Since the birth of the nation, impulses of empire have been close to the heart of the United States. How these urges interact with the way the country understands itself, and the nature of the divergent interests at work in the unfolding of American foreign policy, is a subject much debated and still obscure. In a fresh look at the topic, Anderson charts the intertwined historical development of America’s imperial reach and its role as the general guarantor of capital.

The internal tensions that have arisen are traced from the closing stages of the Second World War through the Cold War to the War on Terror. Despite the defeat and elimination of the USSR, the planetary structures for warfare and surveillance have not been retracted but extended. Anderson ends with a survey of the repertoire of US grand strategy, as its leading thinkers—Brzezinski, Mead, Kagan, Fukuyama, Mandelbaum, Ikenberry, Art and others—grapple with the tasks and predicaments of the American imperium today.

Reviews

  • Like everything Anderson writes, American Foreign Policy and Its Thinkers deserves careful reading. He’s one of the world’s great historians, unrivalled in his ability to master and synthesize vast historical literatures (often drawing on many languages).

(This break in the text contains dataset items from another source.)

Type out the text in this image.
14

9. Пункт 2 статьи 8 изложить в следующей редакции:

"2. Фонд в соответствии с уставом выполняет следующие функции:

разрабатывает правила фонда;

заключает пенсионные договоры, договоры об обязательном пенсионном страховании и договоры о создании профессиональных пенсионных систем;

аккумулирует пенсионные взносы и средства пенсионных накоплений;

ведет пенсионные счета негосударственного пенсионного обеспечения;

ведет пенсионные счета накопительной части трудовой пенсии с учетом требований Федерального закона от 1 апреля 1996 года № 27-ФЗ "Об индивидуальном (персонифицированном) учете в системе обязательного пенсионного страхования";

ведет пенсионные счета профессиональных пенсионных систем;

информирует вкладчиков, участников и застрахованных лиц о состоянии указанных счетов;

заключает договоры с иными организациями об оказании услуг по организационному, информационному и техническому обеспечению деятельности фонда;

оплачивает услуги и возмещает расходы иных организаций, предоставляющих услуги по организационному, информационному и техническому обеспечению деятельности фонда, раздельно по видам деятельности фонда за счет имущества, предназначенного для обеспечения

    Jeet HeerThe New Republic
  • The most interesting implication of Anderson’s argument is that the long catalog of US foreign policy disasters—the overthrow of Mohammad Mossadegh in Iran in 1953, the Bay of Pigs fiasco in 1961, the twin quagmires of Vietnam and Iraq—were more than just errors of presidential judgement. They were the price America recurrently pays for the hubristic embrace of a messianic foreign policy, one that never disciplined its priorities according to rationally defined national interests.

    New York Review of Books
  • His writing is sharp and erudite and even those who do not share his politics will learn from his book.